When completed in summer 2013, the site will be the largest Syngenta corn and soybean trialing site in North America.
“We also have trait integration and our soy growth rooms, which is expanding quite considerably. We also have the plant production technology group based here, which looks at agronomic branch of how we would improve our offering, as well, to the customer,” said Ramtin Ahmadi, North American R&D business practice and megasites lead for Syngenta.
The company chose to expand the Central Illinois facility because of its geography.
“It’s also well located in the middle of the Heartland of corn, if you will, and soy. Illinois grows millions of acres every year of both. In addition to that, we have around us universities and colleges that offer a focus on agriculture that will obviously help us with regard to the skills that we need,” said Ahmadi.

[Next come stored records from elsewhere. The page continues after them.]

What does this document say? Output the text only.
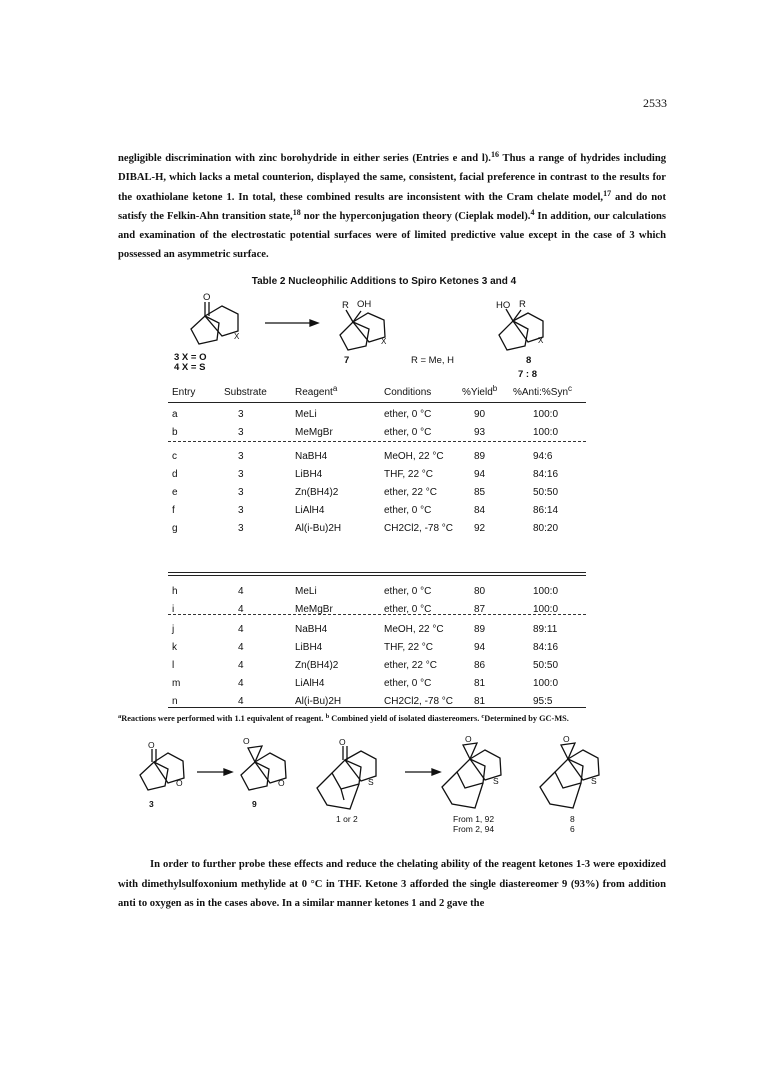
2533

negligible discrimination with zinc borohydride in either series (Entries e and l).$^{16}$ Thus a range of hydrides including DIBAL-H, which lacks a metal counterion, displayed the same, consistent, facial preference in contrast to the results for the oxathiolane ketone 1. In total, these combined results are inconsistent with the Cram chelate model,$^{17}$ and do not satisfy the Felkin-Ahn transition state,$^{18}$ nor the hyperconjugation theory (Cieplak model).$^4$ In addition, our calculations and examination of the electrostatic potential surfaces were of limited predictive value except in the case of 3 which possessed an asymmetric surface.

Table 2 Nucleophilic Additions to Spiro Ketones 3 and 4
O
X
R OH
X
HO R
X
3 X = O
4 X = S
7	R = Me, H	8
7 : 8
Entry	Substrate	Reagent$^a$	Conditions	%Yield$^b$ %Anti:%Syn$^c$
a	3	MeLi	ether, 0 °C	90	100:0
b	3	MeMgBr	ether, 0 °C	93	100:0
c	3	NaBH4	MeOH, 22 °C	89	94:6
d	3	LiBH4	THF, 22 °C	94	84:16
e	3	Zn(BH4)2	ether, 22 °C	85	50:50
f	3	LiAlH4	ether, 0 °C	84	86:14
g	3	Al(i-Bu)2H	CH2Cl2, -78 °C 92	80:20
h	4	MeLi	ether, 0 °C	80	100:0
i	4	MeMgBr	ether, 0 °C	87	100:0
j	4	NaBH4	MeOH, 22 °C	89	89:11
k	4	LiBH4	THF, 22 °C	94	84:16
l	4	Zn(BH4)2	ether, 22 °C	86	50:50
m	4	LiAlH4	ether, 0 °C	81	100:0
n	4	Al(i-Bu)2H	CH2Cl2, -78 °C 81	95:5
$^a$Reactions were performed with 1.1 equivalent of reagent. $^b$ Combined yield of isolated diastereomers. $^c$Determined by GC-MS.
O
O
O
O
O
S
O
S
O
S
3	9
1 or 2	From 1, 92
From 2, 94
8
6

In order to further probe these effects and reduce the chelating ability of the reagent ketones 1-3 were epoxidized with dimethylsulfoxonium methylide at 0 °C in THF. Ketone 3 afforded the single diastereomer 9 (93%) from addition anti to oxygen as in the cases above. In a similar manner ketones 1 and 2 gave the
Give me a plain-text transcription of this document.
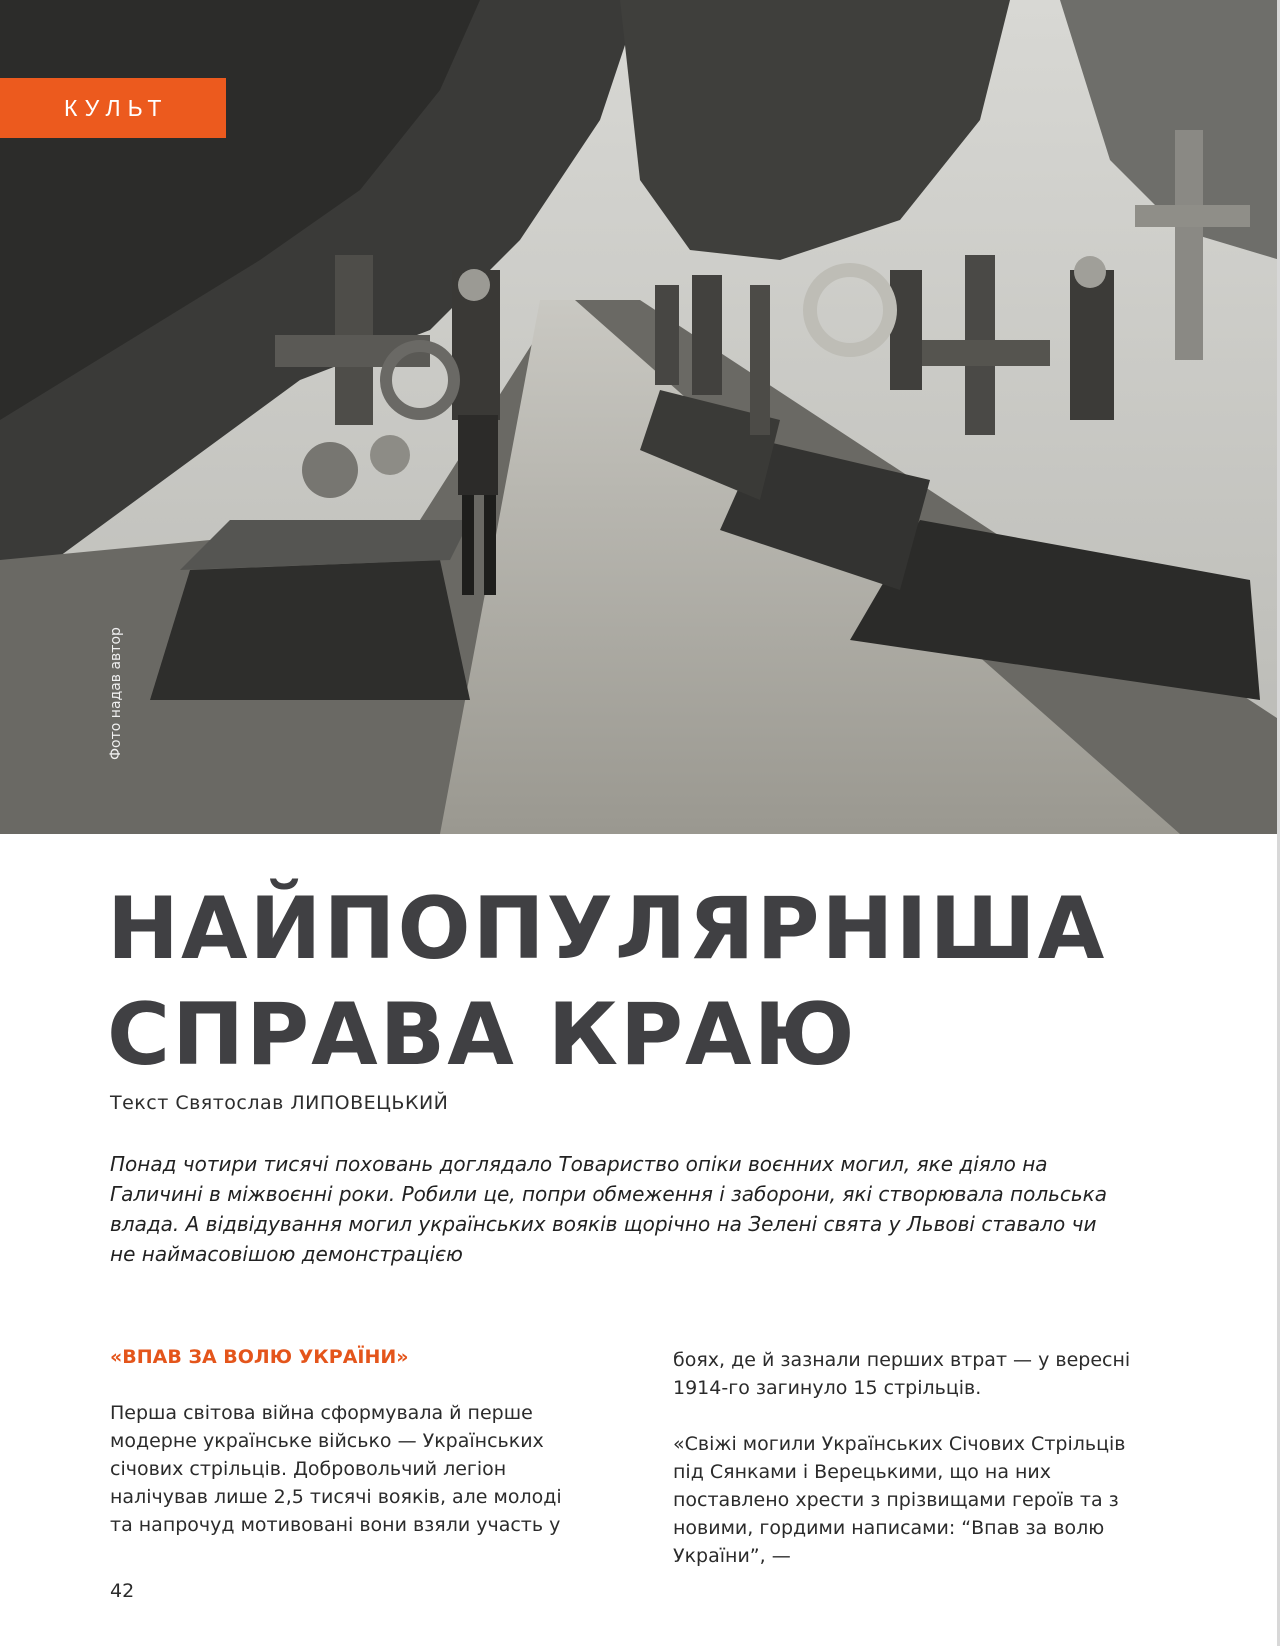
КУЛЬТ
Фото надав автор
НАЙПОПУЛЯРНІША
СПРАВА КРАЮ
Текст Святослав ЛИПОВЕЦЬКИЙ

Понад чотири тисячі поховань доглядало Товариство опіки воєнних могил, яке діяло на Галичині в міжвоєнні роки. Робили це, попри обмеження і заборони, які створювала польська влада. А відвідування могил українських вояків щорічно на Зелені свята у Львові ставало чи не наймасовішою демонстрацією

«ВПАВ ЗА ВОЛЮ УКРАЇНИ»

Перша світова війна сформувала й перше модерне українське військо — Українських січових стрільців. Добровольчий легіон налічував лише 2,5 тисячі вояків, але молоді та напрочуд мотивовані вони взяли участь у

боях, де й зазнали перших втрат — у вересні 1914-го загинуло 15 стрільців.

«Свіжі могили Українських Січових Стрільців під Сянками і Верецькими, що на них поставлено хрести з прізвищами героїв та з новими, гордими написами: “Впав за волю України”, —

42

The location has a long history in the seed business, beginning as Thorp Seed Company in 1936 and then joining with Funk Bros. Seed Company in Bloomington until 1973. The family business then helped to form the Golden Harvest brand, which Syngenta bought in 2004.
“From 2004 on, all we’ve done is expand. This is the biggest single expansion we’ve done, and we’re also working on a master plan for 14/15 and it’s not showing that we’re going to slow down any,” said Nelson Thorp, site manager for the Clinton product development site.
The company will triple the space devoted to soybean growth rooms, where they can turn up to four crops in one year inside in a controlled environment to integrate traits faster and get them to the farmer more quickly. They’ll also construct cold storage for grain and seed, as well as a new equipment maintenance shop and machinery storage building. Along with all of that comes the need for improved infrastructure.
“We’re out in the country, and they’re finally deciding that our phone lines aren’t big enough to handle all the data,” said Thorp. “Some days we’ll have a million points of data come out of this site because we’re collaborating with all of the other sites in the U.S.”
The location will also include facilities for company meetings that will bring employees from across the country and representatives from around the world to the area on a regular basis. Even more importantly, the expansion will increase the number of full-time jobs at the location by 20 percent.
“In this day and age, the economics is kind of slow and so it’s great to have this,” said Carolyn Peters, mayor of Clinton. “It will bring some jobs, and whether those jobs can pull from our workforce already or if they will bring in some new people that will buy houses and shop in our stores and send children to our schools, that will be exciting, and we will look forward to that.”
The research and development is very important to farmers as they use technology to compensate for a shrinking acreage base and a growing world population.
“The more R&D and technology that comes forth enables us as growers to feed a hungry world in the future,” said Tom Hieronymus, Dewitt County Farm Bureau president.